Activity is a count of actions or outputs completed in the course of performing work.

For example:

  • Design and coding. Volume or count of design documents and specs, work items, pull requests, commits, and code reviews.

  • Continuous integration and deployment. Count of build, test, deployment/release, and infrastructure utilization.

  • Operational activity. Count or volume of incidents/issues and distribution based on their severities, on-call participation, and incident mitigation.

  • DORA 4 keys: Deploy Frequency

  • Commits

Communication and collaboration

Communication and collaboration capture how people and teams communicate and work together.

For example:

  • Discoverability of documentation and expertise.

  • How quickly work is integrated.

  • Quality of reviews of work contributed by team members.

  • Network metrics that show who is connected to whom and how.

  • Onboarding time for and experience of new members.

  • 1:1s

Efficiency and flow

Efficiency and flow capture the ability to complete work or make progress on it with minimal interruptions or delays, whether individually or through a system.
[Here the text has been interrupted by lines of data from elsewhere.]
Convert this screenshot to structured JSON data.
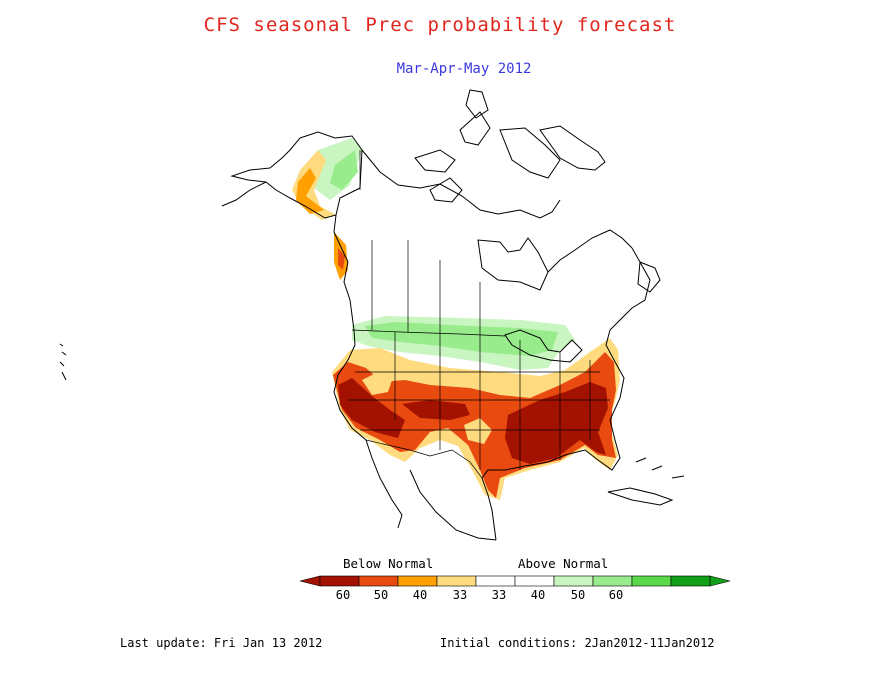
{
  "title": "CFS seasonal Prec probability forecast",
  "subtitle": "Mar-Apr-May 2012",
  "legend": {
    "below_label": "Below Normal",
    "above_label": "Above Normal",
    "ticks": [
      "60",
      "50",
      "40",
      "33",
      "33",
      "40",
      "50",
      "60"
    ],
    "below_colors": [
      "#a31200",
      "#e84a10",
      "#ffa000",
      "#ffdb80"
    ],
    "neutral_color": "#ffffff",
    "above_colors": [
      "#c8f5c0",
      "#98ec8c",
      "#5ad94a",
      "#12a01a"
    ]
  },
  "footer": {
    "last_update": "Last update: Fri Jan 13 2012",
    "initial_conditions": "Initial conditions: 2Jan2012-11Jan2012"
  }
}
Some research associates productivity with the ability to get complex tasks done with minimal distractions or interruptions, aka "getting in the flow".

For example:

  • Handoffs: Number of handoffs in a process; number of handoffs across different teams in a process.

  • Perceived ability to stay in flow and complete work.

  • Interruptions: quantity, timing, how spaced, impact on development work and flow.

  • Time measures through a system: total time, value-added time, wait time.

  • DORA 4 keys: Lead Time

  • DORA 4 keys: MTTR

What to do next

When selecting your team metric it’s best to follow Nicole’s suggestions:

  1. There is no "one" metric that matters

  2. Have two-to-three metrics that are in tension with another. They should balance each other out.

  3. Make sure the metrics are along different dimensions.

You can measure each metric at individual (one person), team (people that work together) or system (end-to-end work through a system) level.

SPACE gives us the dimensions we need to find our metrics.